Figure 3: Interplay between epigenetic remodelling of the host cell by Mycobacterium tuberculosis and the role of germline variants in controlling host gene expression.

Opening of chromatin, a prerequisite for binding of transcription factors, is induced by histone modifications such as monomethylation at lysine 4 in histone H3 (H3K4me1). In the example shown, M tuberculosis triggered H3K4me1 histone modification that mediates chromatin accessibility in a regulatory region that carries a transcription factor binding site (GGGC or GGGA). Only the GGGA allele allows efficient binding of the transcription factor and induction of gene expression, whereas the GGGC allele does not.

Conclusion

Historical observations, heritability estimates, linkage analyses, and genome-wide scans indicate that human resistance to tuberculosis infection has a strong genetic basis, which is likely to be a consequence of evolutionary counter-response to microbial virulence. Mendelian studies have also provided the first evidence that severe tuberculosis in children could be due to single gene inborn errors of immunity. However, much is yet to be learned regarding susceptibility to disease, in particular pulmonary tuberculosis, from studies of human genetic diversity and of interactions between host and pathogen genomes. Despite remarkable progress in genotyping and sequencing technology and bioinformatic analysis, only a few associated genetic variants have been identified, strongly indicating the need for an improved definition of the phenotype, and larger studies investigating not only common variants, but also rare single nucleotide and structural variants (copy number variation, insertions, and deletions) that are under-represented on available genotyping platforms.

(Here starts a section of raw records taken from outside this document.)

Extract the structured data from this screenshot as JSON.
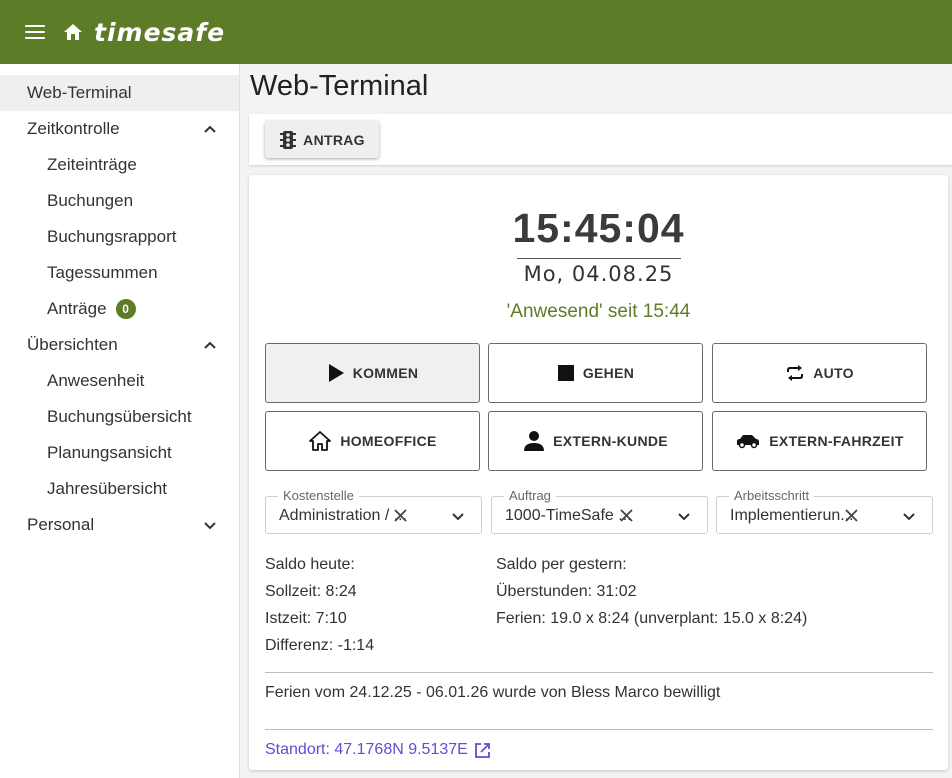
{
  "header": {
    "app_name": "timesafe",
    "menu_icon": "menu-icon",
    "home_icon": "home-icon"
  },
  "sidebar": {
    "web_terminal": "Web-Terminal",
    "zeitkontrolle": "Zeitkontrolle",
    "zeiteintraege": "Zeiteinträge",
    "buchungen": "Buchungen",
    "buchungsrapport": "Buchungsrapport",
    "tagessummen": "Tagessummen",
    "antraege": "Anträge",
    "antraege_badge": "0",
    "uebersichten": "Übersichten",
    "anwesenheit": "Anwesenheit",
    "buchungsuebersicht": "Buchungsübersicht",
    "planungsansicht": "Planungsansicht",
    "jahresuebersicht": "Jahresübersicht",
    "personal": "Personal"
  },
  "page": {
    "title": "Web-Terminal"
  },
  "toolbar": {
    "antrag_label": "ANTRAG"
  },
  "terminal": {
    "time": "15:45:04",
    "date": "Mo, 04.08.25",
    "status": "'Anwesend' seit 15:44",
    "buttons": {
      "kommen": "KOMMEN",
      "gehen": "GEHEN",
      "auto": "AUTO",
      "homeoffice": "HOMEOFFICE",
      "extern_kunde": "EXTERN-KUNDE",
      "extern_fahrzeit": "EXTERN-FAHRZEIT"
    },
    "fields": {
      "kostenstelle": {
        "label": "Kostenstelle",
        "value": "Administration / ..."
      },
      "auftrag": {
        "label": "Auftrag",
        "value": "1000-TimeSafe ..."
      },
      "arbeitsschritt": {
        "label": "Arbeitsschritt",
        "value": "Implementierun..."
      }
    },
    "saldo_heute": {
      "title": "Saldo heute:",
      "sollzeit": "Sollzeit: 8:24",
      "istzeit": "Istzeit: 7:10",
      "differenz": "Differenz: -1:14"
    },
    "saldo_gestern": {
      "title": "Saldo per gestern:",
      "ueberstunden": "Überstunden: 31:02",
      "ferien": "Ferien: 19.0 x 8:24 (unverplant: 15.0 x 8:24)"
    },
    "notice": "Ferien vom 24.12.25 - 06.01.26 wurde von Bless Marco bewilligt",
    "location": "Standort: 47.1768N 9.5137E"
  },
  "colors": {
    "brand": "#5d7c27",
    "link": "#5b4fd6"
  }
}
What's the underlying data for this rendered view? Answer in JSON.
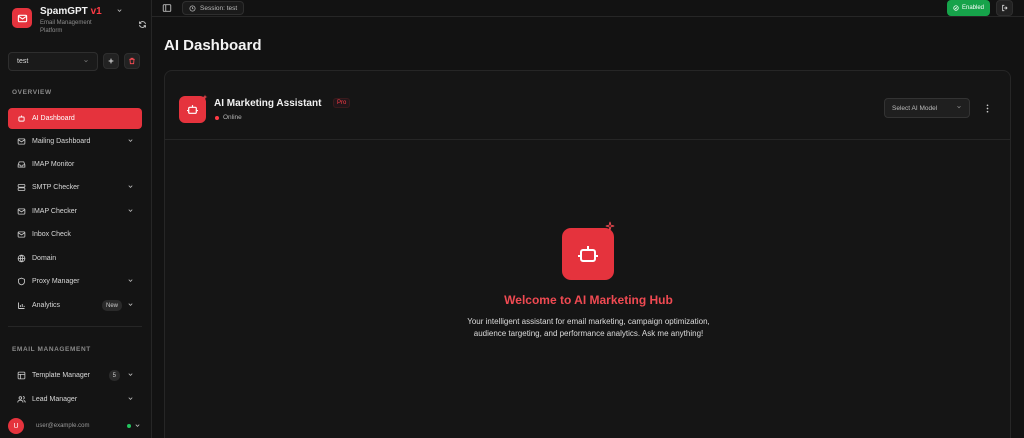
{
  "brand": {
    "name": "SpamGPT",
    "version": "v1",
    "subtitle": "Email Management Platform"
  },
  "workspace": {
    "selected": "test"
  },
  "sidebar": {
    "overview_label": "OVERVIEW",
    "overview_items": [
      {
        "label": "AI Dashboard",
        "icon": "robot-icon",
        "active": true
      },
      {
        "label": "Mailing Dashboard",
        "icon": "mail-icon",
        "chevron": true
      },
      {
        "label": "IMAP Monitor",
        "icon": "inbox-icon"
      },
      {
        "label": "SMTP Checker",
        "icon": "server-icon",
        "chevron": true
      },
      {
        "label": "IMAP Checker",
        "icon": "mail-icon",
        "chevron": true
      },
      {
        "label": "Inbox Check",
        "icon": "mail-check-icon"
      },
      {
        "label": "Domain",
        "icon": "globe-icon"
      },
      {
        "label": "Proxy Manager",
        "icon": "shield-icon",
        "chevron": true
      },
      {
        "label": "Analytics",
        "icon": "bar-chart-icon",
        "badge": "New",
        "chevron": true
      }
    ],
    "email_label": "EMAIL MANAGEMENT",
    "email_items": [
      {
        "label": "Template Manager",
        "icon": "template-icon",
        "badge": "5",
        "chevron": true
      },
      {
        "label": "Lead Manager",
        "icon": "users-icon",
        "chevron": true
      }
    ]
  },
  "user": {
    "initial": "U",
    "email": "user@example.com"
  },
  "topbar": {
    "session": "Session: test",
    "enabled": "Enabled"
  },
  "page": {
    "title": "AI Dashboard"
  },
  "assistant": {
    "title": "AI Marketing Assistant",
    "badge": "Pro",
    "status": "Online",
    "model_placeholder": "Select AI Model"
  },
  "hero": {
    "title": "Welcome to AI Marketing Hub",
    "description": "Your intelligent assistant for email marketing, campaign optimization, audience targeting, and performance analytics. Ask me anything!"
  },
  "colors": {
    "accent": "#e5333d",
    "success": "#16a34a",
    "background": "#121212"
  }
}
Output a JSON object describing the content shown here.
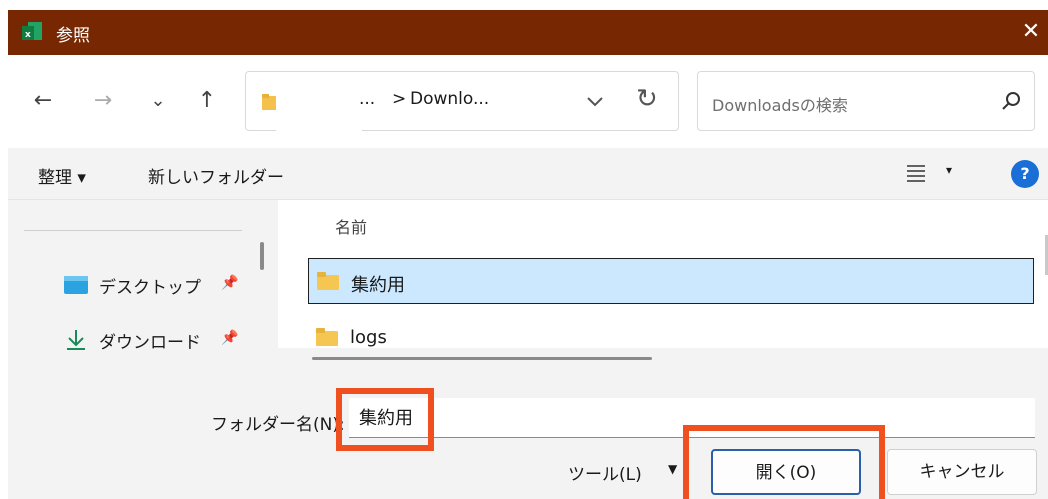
{
  "window": {
    "title": "参照",
    "close_glyph": "✕"
  },
  "nav": {
    "back": "←",
    "forward": "→",
    "recent": "⌄",
    "up": "↑"
  },
  "address": {
    "ellipsis": "...",
    "separator": ">",
    "current": "Downlo...",
    "refresh": "↻"
  },
  "search": {
    "placeholder": "Downloadsの検索"
  },
  "commandbar": {
    "organize": "整理 ▾",
    "new_folder": "新しいフォルダー",
    "view_caret": "▾",
    "help": "?"
  },
  "sidebar": {
    "items": [
      {
        "label": "デスクトップ",
        "icon": "desktop-icon",
        "pinned": true
      },
      {
        "label": "ダウンロード",
        "icon": "download-icon",
        "pinned": true
      }
    ],
    "pin_glyph": "📌"
  },
  "filelist": {
    "column_name": "名前",
    "rows": [
      {
        "name": "集約用",
        "selected": true
      },
      {
        "name": "logs",
        "selected": false
      }
    ]
  },
  "bottom": {
    "folder_name_label": "フォルダー名(N):",
    "folder_name_value": "集約用",
    "tools_label": "ツール(L)",
    "tools_caret": "▼",
    "open_button": "開く(O)",
    "cancel_button": "キャンセル"
  },
  "colors": {
    "titlebar": "#772803",
    "highlight": "#f0501f",
    "selection": "#cce8ff",
    "accent": "#1a6fd6"
  }
}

Although the Hapmap Project and the 1000 Genomes Project have greatly enhanced our understanding of human genetic variation globally, efforts to study African genetic diversity have been rather scarce. Therefore, synergies with the African Genome Variation Project,¹⁶⁶ an international collaboration examining genetic diversity among 18 ethnolinguistic groups of sub-Saharan Africa where tuberculosis is endemic, become highly imperative. In this regard, a recent transcriptomic analysis of whole blood samples from independent South African and Gambian cohorts prospectively identified people at risk of developing active tuberculosis.¹⁶⁷ In this predictive signature of 16 genes, the gene module that was predominantly represented was interferon responses, suggesting that chronic peripheral immune activation precedes onset of active disease. The tuberculosis risk signature predicted disease progression despite substantial diversity between the study cohorts, raising the possibility for targeted intervention to prevent the disease.

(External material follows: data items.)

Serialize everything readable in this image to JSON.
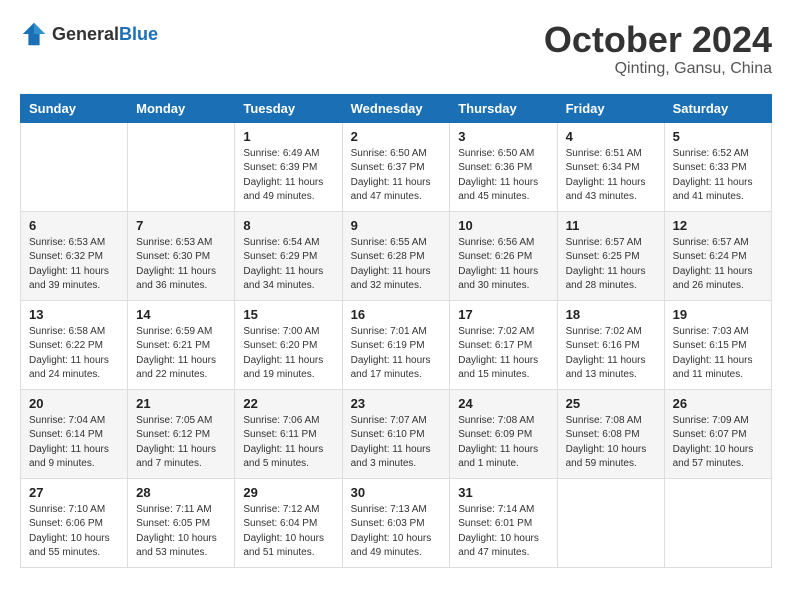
{
  "header": {
    "logo": {
      "general": "General",
      "blue": "Blue"
    },
    "month": "October 2024",
    "location": "Qinting, Gansu, China"
  },
  "weekdays": [
    "Sunday",
    "Monday",
    "Tuesday",
    "Wednesday",
    "Thursday",
    "Friday",
    "Saturday"
  ],
  "weeks": [
    [
      {
        "day": "",
        "sunrise": "",
        "sunset": "",
        "daylight": ""
      },
      {
        "day": "",
        "sunrise": "",
        "sunset": "",
        "daylight": ""
      },
      {
        "day": "1",
        "sunrise": "Sunrise: 6:49 AM",
        "sunset": "Sunset: 6:39 PM",
        "daylight": "Daylight: 11 hours and 49 minutes."
      },
      {
        "day": "2",
        "sunrise": "Sunrise: 6:50 AM",
        "sunset": "Sunset: 6:37 PM",
        "daylight": "Daylight: 11 hours and 47 minutes."
      },
      {
        "day": "3",
        "sunrise": "Sunrise: 6:50 AM",
        "sunset": "Sunset: 6:36 PM",
        "daylight": "Daylight: 11 hours and 45 minutes."
      },
      {
        "day": "4",
        "sunrise": "Sunrise: 6:51 AM",
        "sunset": "Sunset: 6:34 PM",
        "daylight": "Daylight: 11 hours and 43 minutes."
      },
      {
        "day": "5",
        "sunrise": "Sunrise: 6:52 AM",
        "sunset": "Sunset: 6:33 PM",
        "daylight": "Daylight: 11 hours and 41 minutes."
      }
    ],
    [
      {
        "day": "6",
        "sunrise": "Sunrise: 6:53 AM",
        "sunset": "Sunset: 6:32 PM",
        "daylight": "Daylight: 11 hours and 39 minutes."
      },
      {
        "day": "7",
        "sunrise": "Sunrise: 6:53 AM",
        "sunset": "Sunset: 6:30 PM",
        "daylight": "Daylight: 11 hours and 36 minutes."
      },
      {
        "day": "8",
        "sunrise": "Sunrise: 6:54 AM",
        "sunset": "Sunset: 6:29 PM",
        "daylight": "Daylight: 11 hours and 34 minutes."
      },
      {
        "day": "9",
        "sunrise": "Sunrise: 6:55 AM",
        "sunset": "Sunset: 6:28 PM",
        "daylight": "Daylight: 11 hours and 32 minutes."
      },
      {
        "day": "10",
        "sunrise": "Sunrise: 6:56 AM",
        "sunset": "Sunset: 6:26 PM",
        "daylight": "Daylight: 11 hours and 30 minutes."
      },
      {
        "day": "11",
        "sunrise": "Sunrise: 6:57 AM",
        "sunset": "Sunset: 6:25 PM",
        "daylight": "Daylight: 11 hours and 28 minutes."
      },
      {
        "day": "12",
        "sunrise": "Sunrise: 6:57 AM",
        "sunset": "Sunset: 6:24 PM",
        "daylight": "Daylight: 11 hours and 26 minutes."
      }
    ],
    [
      {
        "day": "13",
        "sunrise": "Sunrise: 6:58 AM",
        "sunset": "Sunset: 6:22 PM",
        "daylight": "Daylight: 11 hours and 24 minutes."
      },
      {
        "day": "14",
        "sunrise": "Sunrise: 6:59 AM",
        "sunset": "Sunset: 6:21 PM",
        "daylight": "Daylight: 11 hours and 22 minutes."
      },
      {
        "day": "15",
        "sunrise": "Sunrise: 7:00 AM",
        "sunset": "Sunset: 6:20 PM",
        "daylight": "Daylight: 11 hours and 19 minutes."
      },
      {
        "day": "16",
        "sunrise": "Sunrise: 7:01 AM",
        "sunset": "Sunset: 6:19 PM",
        "daylight": "Daylight: 11 hours and 17 minutes."
      },
      {
        "day": "17",
        "sunrise": "Sunrise: 7:02 AM",
        "sunset": "Sunset: 6:17 PM",
        "daylight": "Daylight: 11 hours and 15 minutes."
      },
      {
        "day": "18",
        "sunrise": "Sunrise: 7:02 AM",
        "sunset": "Sunset: 6:16 PM",
        "daylight": "Daylight: 11 hours and 13 minutes."
      },
      {
        "day": "19",
        "sunrise": "Sunrise: 7:03 AM",
        "sunset": "Sunset: 6:15 PM",
        "daylight": "Daylight: 11 hours and 11 minutes."
      }
    ],
    [
      {
        "day": "20",
        "sunrise": "Sunrise: 7:04 AM",
        "sunset": "Sunset: 6:14 PM",
        "daylight": "Daylight: 11 hours and 9 minutes."
      },
      {
        "day": "21",
        "sunrise": "Sunrise: 7:05 AM",
        "sunset": "Sunset: 6:12 PM",
        "daylight": "Daylight: 11 hours and 7 minutes."
      },
      {
        "day": "22",
        "sunrise": "Sunrise: 7:06 AM",
        "sunset": "Sunset: 6:11 PM",
        "daylight": "Daylight: 11 hours and 5 minutes."
      },
      {
        "day": "23",
        "sunrise": "Sunrise: 7:07 AM",
        "sunset": "Sunset: 6:10 PM",
        "daylight": "Daylight: 11 hours and 3 minutes."
      },
      {
        "day": "24",
        "sunrise": "Sunrise: 7:08 AM",
        "sunset": "Sunset: 6:09 PM",
        "daylight": "Daylight: 11 hours and 1 minute."
      },
      {
        "day": "25",
        "sunrise": "Sunrise: 7:08 AM",
        "sunset": "Sunset: 6:08 PM",
        "daylight": "Daylight: 10 hours and 59 minutes."
      },
      {
        "day": "26",
        "sunrise": "Sunrise: 7:09 AM",
        "sunset": "Sunset: 6:07 PM",
        "daylight": "Daylight: 10 hours and 57 minutes."
      }
    ],
    [
      {
        "day": "27",
        "sunrise": "Sunrise: 7:10 AM",
        "sunset": "Sunset: 6:06 PM",
        "daylight": "Daylight: 10 hours and 55 minutes."
      },
      {
        "day": "28",
        "sunrise": "Sunrise: 7:11 AM",
        "sunset": "Sunset: 6:05 PM",
        "daylight": "Daylight: 10 hours and 53 minutes."
      },
      {
        "day": "29",
        "sunrise": "Sunrise: 7:12 AM",
        "sunset": "Sunset: 6:04 PM",
        "daylight": "Daylight: 10 hours and 51 minutes."
      },
      {
        "day": "30",
        "sunrise": "Sunrise: 7:13 AM",
        "sunset": "Sunset: 6:03 PM",
        "daylight": "Daylight: 10 hours and 49 minutes."
      },
      {
        "day": "31",
        "sunrise": "Sunrise: 7:14 AM",
        "sunset": "Sunset: 6:01 PM",
        "daylight": "Daylight: 10 hours and 47 minutes."
      },
      {
        "day": "",
        "sunrise": "",
        "sunset": "",
        "daylight": ""
      },
      {
        "day": "",
        "sunrise": "",
        "sunset": "",
        "daylight": ""
      }
    ]
  ]
}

Recent observations in a model population of genetically diverse mice suggest that a single vaccine might not be able to protect all individuals, further emphasising the need to understand immunological variations that determine tuberculosis susceptibility and vaccine efficacy.¹⁶⁸ Finally, whether variants associated with disease are truly causative and of any clinical relevance needs to be determined, emphasising the need to study better specified clinical and tuberculosis-relevant cellular phenotypes.

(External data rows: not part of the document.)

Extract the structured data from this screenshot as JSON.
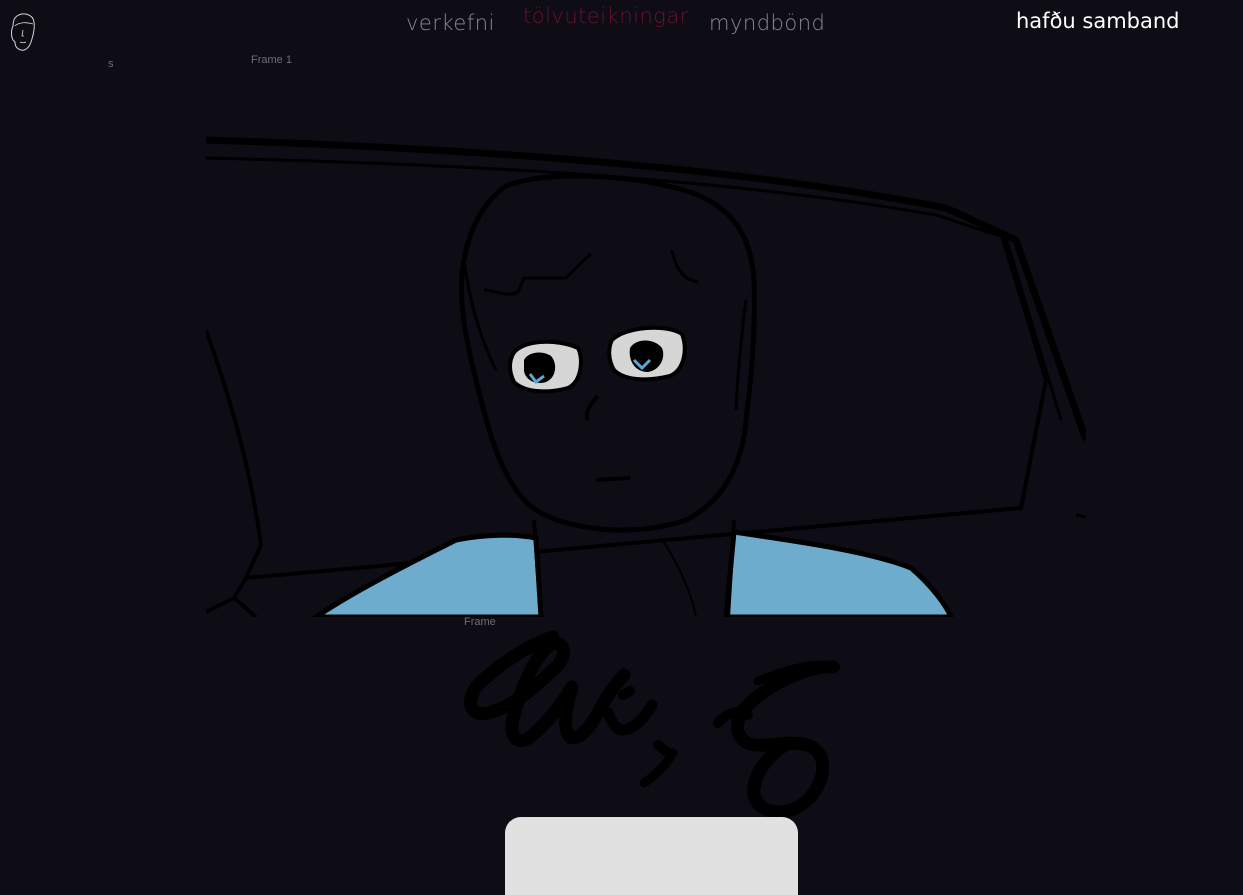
{
  "header": {
    "logo_icon": "face-outline-icon",
    "nav": [
      {
        "label": "verkefni",
        "color": "#8a8a90"
      },
      {
        "label": "tölvuteikningar",
        "color": "#6a1030"
      },
      {
        "label": "myndbönd",
        "color": "#8a8a90"
      }
    ],
    "contact_label": "hafðu samband",
    "contact_color": "#ffffff"
  },
  "labels": {
    "s": "s",
    "frame_1": "Frame 1",
    "frame": "Frame"
  },
  "artwork": {
    "subject": "portrait-drawing",
    "colors": {
      "background": "#0e0d15",
      "shirt": "#6eacce",
      "eye_white": "#d6d6d6",
      "iris": "#5aa6d4",
      "line": "#000000"
    }
  },
  "signature": {
    "type": "handwritten-signature",
    "color": "#000000"
  },
  "card": {
    "color": "#e1e1e1"
  }
}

Search strategy and selection criteria.

We identified data for this Review from MEDLINE and PubMed with the search terms “host genomics AND tuberculosis”, “susceptibility to tuberculosis”, and “innate resistance to tuberculosis”. Because the Review traces the history of tuberculosis through the 20th century including the colonial period, we have included articles published in English from the database search between Jan 1, 1940, and January 31, 2017. We also identified data from our earlier work and from the references cited in these publications.